The first quarterly meeting of the New Zealand Alpine Club took place in the Art Gallery yesterday evening. There was a fairly good attendance, several ladies and other friends of members being present. Captain Hutton, the President, was in the chair, and announced that the Club had, at the present time, thirty-four members and six subscribers, and was in a position to undertake the publication of a journal recording exploration and ascents in the mountains.

He might mention that any one was eligible to become a subscriber simply by being elected, no climbing qualifications being required. Subscribers were entitled to all the privileges of members, except that of voting at the meetings and serving on the Committee.

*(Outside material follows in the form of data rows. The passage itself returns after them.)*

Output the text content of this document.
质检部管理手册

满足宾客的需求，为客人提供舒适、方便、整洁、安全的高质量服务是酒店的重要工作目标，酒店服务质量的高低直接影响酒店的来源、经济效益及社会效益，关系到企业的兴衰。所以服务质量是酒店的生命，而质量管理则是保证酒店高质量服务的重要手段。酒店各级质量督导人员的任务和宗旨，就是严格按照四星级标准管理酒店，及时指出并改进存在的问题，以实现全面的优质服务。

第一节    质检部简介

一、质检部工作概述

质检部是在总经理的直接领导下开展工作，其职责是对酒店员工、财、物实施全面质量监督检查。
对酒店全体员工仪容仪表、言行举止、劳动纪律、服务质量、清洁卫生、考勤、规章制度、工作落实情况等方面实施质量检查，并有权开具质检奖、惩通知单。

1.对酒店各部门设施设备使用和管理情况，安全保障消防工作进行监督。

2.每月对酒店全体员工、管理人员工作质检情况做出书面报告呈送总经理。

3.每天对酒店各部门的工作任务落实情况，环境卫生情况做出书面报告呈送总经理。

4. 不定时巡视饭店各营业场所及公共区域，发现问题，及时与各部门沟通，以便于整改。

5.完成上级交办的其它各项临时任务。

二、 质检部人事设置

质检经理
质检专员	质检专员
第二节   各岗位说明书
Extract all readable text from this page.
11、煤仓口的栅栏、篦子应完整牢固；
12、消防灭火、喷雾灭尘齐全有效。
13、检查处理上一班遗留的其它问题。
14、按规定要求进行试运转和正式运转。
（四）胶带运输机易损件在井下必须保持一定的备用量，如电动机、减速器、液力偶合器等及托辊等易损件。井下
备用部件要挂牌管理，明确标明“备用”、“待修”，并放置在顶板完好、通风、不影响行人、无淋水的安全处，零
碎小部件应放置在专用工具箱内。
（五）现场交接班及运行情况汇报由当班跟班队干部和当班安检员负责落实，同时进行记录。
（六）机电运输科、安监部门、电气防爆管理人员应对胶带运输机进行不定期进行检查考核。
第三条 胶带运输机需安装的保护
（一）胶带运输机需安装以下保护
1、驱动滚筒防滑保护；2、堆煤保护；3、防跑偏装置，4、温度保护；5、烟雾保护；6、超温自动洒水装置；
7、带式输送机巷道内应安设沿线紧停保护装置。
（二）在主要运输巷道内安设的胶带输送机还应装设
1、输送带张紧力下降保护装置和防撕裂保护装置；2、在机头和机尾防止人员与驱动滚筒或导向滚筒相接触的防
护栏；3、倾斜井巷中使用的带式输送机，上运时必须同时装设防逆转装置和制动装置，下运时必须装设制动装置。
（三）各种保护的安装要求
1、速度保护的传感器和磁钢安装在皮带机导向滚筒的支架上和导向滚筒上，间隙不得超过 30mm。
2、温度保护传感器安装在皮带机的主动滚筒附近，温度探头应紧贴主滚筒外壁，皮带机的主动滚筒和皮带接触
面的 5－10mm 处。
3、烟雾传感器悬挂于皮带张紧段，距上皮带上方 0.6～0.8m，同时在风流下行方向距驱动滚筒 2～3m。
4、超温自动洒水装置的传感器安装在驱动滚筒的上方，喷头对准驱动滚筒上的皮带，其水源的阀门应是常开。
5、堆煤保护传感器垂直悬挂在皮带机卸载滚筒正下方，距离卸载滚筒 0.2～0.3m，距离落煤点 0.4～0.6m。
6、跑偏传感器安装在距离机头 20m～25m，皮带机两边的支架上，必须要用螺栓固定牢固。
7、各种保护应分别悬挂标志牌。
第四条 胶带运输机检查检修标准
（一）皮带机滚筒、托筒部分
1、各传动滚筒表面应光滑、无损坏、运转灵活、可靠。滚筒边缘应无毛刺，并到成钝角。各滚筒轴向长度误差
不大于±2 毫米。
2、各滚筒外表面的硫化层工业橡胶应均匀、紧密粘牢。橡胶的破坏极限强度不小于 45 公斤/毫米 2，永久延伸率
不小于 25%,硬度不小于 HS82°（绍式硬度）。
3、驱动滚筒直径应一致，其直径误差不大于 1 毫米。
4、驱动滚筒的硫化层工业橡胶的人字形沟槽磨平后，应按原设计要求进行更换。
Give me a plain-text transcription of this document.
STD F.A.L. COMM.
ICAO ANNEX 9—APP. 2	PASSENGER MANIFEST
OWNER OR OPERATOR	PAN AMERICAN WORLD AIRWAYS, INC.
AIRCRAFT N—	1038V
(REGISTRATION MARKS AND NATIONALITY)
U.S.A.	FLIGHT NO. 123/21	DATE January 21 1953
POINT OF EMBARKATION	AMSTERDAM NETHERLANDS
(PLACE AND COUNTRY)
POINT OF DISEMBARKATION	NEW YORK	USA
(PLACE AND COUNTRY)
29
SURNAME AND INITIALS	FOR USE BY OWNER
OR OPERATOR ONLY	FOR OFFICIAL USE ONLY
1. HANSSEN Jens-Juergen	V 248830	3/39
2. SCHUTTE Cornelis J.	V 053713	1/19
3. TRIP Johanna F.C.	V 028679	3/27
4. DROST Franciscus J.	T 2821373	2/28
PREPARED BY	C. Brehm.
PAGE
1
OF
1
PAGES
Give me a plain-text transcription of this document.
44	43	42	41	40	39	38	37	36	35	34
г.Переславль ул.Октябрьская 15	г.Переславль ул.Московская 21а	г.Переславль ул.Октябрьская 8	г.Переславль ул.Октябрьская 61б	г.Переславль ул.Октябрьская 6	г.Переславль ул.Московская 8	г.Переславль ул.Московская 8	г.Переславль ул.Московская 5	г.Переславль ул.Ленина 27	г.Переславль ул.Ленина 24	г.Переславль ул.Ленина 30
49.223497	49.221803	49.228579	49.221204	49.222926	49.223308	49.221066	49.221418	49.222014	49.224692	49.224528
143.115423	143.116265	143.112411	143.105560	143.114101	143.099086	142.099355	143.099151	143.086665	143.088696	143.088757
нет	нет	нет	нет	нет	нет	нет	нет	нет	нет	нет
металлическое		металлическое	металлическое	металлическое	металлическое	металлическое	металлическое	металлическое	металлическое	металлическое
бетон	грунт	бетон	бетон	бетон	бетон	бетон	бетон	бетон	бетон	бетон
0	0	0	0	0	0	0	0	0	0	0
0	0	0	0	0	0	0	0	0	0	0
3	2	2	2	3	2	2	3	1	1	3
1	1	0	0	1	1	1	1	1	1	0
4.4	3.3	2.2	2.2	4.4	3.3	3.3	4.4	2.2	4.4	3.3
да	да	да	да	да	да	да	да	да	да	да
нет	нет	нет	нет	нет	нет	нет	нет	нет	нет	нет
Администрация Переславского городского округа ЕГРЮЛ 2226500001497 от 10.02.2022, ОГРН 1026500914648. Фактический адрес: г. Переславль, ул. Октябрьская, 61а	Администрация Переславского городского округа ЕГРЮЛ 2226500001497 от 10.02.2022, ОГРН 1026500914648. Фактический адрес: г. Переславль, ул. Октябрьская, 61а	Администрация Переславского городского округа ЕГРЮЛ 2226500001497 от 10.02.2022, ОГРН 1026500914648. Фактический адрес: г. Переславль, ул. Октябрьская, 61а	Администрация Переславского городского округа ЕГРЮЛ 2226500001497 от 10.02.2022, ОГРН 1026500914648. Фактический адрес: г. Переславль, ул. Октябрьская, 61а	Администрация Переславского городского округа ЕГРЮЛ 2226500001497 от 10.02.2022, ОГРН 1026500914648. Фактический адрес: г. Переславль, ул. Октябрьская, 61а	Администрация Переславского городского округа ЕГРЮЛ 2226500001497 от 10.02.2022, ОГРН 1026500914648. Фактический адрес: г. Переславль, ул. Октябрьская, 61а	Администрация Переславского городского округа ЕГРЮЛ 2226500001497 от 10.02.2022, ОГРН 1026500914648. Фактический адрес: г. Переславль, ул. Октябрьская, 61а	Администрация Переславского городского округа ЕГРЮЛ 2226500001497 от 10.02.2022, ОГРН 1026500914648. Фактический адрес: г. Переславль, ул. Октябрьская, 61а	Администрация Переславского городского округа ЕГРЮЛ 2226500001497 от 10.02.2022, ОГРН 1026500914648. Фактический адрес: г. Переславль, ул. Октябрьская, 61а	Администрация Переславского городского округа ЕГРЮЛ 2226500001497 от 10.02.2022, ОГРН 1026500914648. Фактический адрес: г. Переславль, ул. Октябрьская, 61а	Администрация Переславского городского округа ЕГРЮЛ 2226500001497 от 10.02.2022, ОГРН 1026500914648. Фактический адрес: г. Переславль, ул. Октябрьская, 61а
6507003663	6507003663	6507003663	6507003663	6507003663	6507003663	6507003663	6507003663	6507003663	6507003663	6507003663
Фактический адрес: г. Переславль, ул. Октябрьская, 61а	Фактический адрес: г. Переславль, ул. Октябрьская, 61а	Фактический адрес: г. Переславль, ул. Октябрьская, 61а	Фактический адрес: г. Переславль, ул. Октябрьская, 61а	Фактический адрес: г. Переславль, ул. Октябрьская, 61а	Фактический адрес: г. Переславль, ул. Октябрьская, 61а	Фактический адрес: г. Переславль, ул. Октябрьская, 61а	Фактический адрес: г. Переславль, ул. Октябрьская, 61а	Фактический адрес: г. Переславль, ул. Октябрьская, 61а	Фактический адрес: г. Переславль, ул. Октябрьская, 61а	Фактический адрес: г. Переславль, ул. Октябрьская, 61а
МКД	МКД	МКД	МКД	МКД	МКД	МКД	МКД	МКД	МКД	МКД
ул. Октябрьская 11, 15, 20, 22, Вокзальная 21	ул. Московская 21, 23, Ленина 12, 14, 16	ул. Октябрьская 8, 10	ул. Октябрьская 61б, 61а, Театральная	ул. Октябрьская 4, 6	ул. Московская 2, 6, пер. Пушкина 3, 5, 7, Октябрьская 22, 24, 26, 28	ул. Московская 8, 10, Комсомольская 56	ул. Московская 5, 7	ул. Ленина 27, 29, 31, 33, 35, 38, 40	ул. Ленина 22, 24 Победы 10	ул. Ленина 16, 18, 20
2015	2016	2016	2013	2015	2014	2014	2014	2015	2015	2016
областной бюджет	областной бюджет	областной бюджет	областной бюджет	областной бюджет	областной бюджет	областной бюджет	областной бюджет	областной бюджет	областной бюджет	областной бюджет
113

A very important part of the duties of the Club was the helping of Alpine photography, and the Secretary, Mr Arthur Harper, had prepared a paper on that subject. It would be illustrated, by means of Mr Crook's lantern, with photographs of Alpine scenery, all of which, he was pleased to say, had been taken by members of the Club.

In his paper, Mr Harper mentioned that in New Zealand very few persons had carried the camera into the Alps, and only three, he believed, had taken it beyond the snow line. He explained the difficulties which the Alpine photographer in New Zealand had to contend with, and compared them with the facilities which were to be found for similar work in Switzerland.

It was, he said, wonderful how, twenty-five years ago, Mr Sealey (sic) [Edward Percy Sealy] managed to get his cumbrous wet-plate apparatus, to such a height up the glaciers of the Southern Alps, and to produce such good results. Mr Harper stated that he himself had found the most suitable camera for Alpine photography to be the half plate Meagher, which, with case, to be carried on the back, and supply of light plates, weighed but 15 1/4 1b. He had found that better pictures could be obtained by using glass plates than by the use of films, though glass plates were to a certain extent, objectionable on account of their weight. The question of what plates to use was, however, one for each intending photographer to decide for himself. He had found it possible to dispense with a tripod for supporting the camera, and had made a capital rest for it by sticking the handle of his ice axe in the ground and affixing the camera to the head by a screw. He explained that the great drawback of Alpine photographs as pictures was that they gave no idea of relative size.

After the conclusion of the paper, a number of very good photographs, mostly taken in high places in the Southern Alps, wore shown by means of Mr Crook's lantern, and afterwards those present inspected a collection of ice axes and other appliances used in Alpine climbing.
Star, Issue 7151, 9 December 1891, Page 4


Alpine Club.— A meeting of the New Zealand Alpine Club was held last evening. There was a good attendance, and the proceedings were very interesting.

The principal interest centred in the exhibition of photographs, of which a large number were shown. They included three splendid panoramas of the Mount Cook glaciers and a number of slides, taken by Messrs Wheeler and Son, and a selection of new glacier pictures by Messrs Burton Bros., Dunedin.

Messrs G. Mannering and Harper (Secretary) gave descriptive remarks on the various views, which were shown by lime-light by Mr Seager. Captain Hutton was Chairman.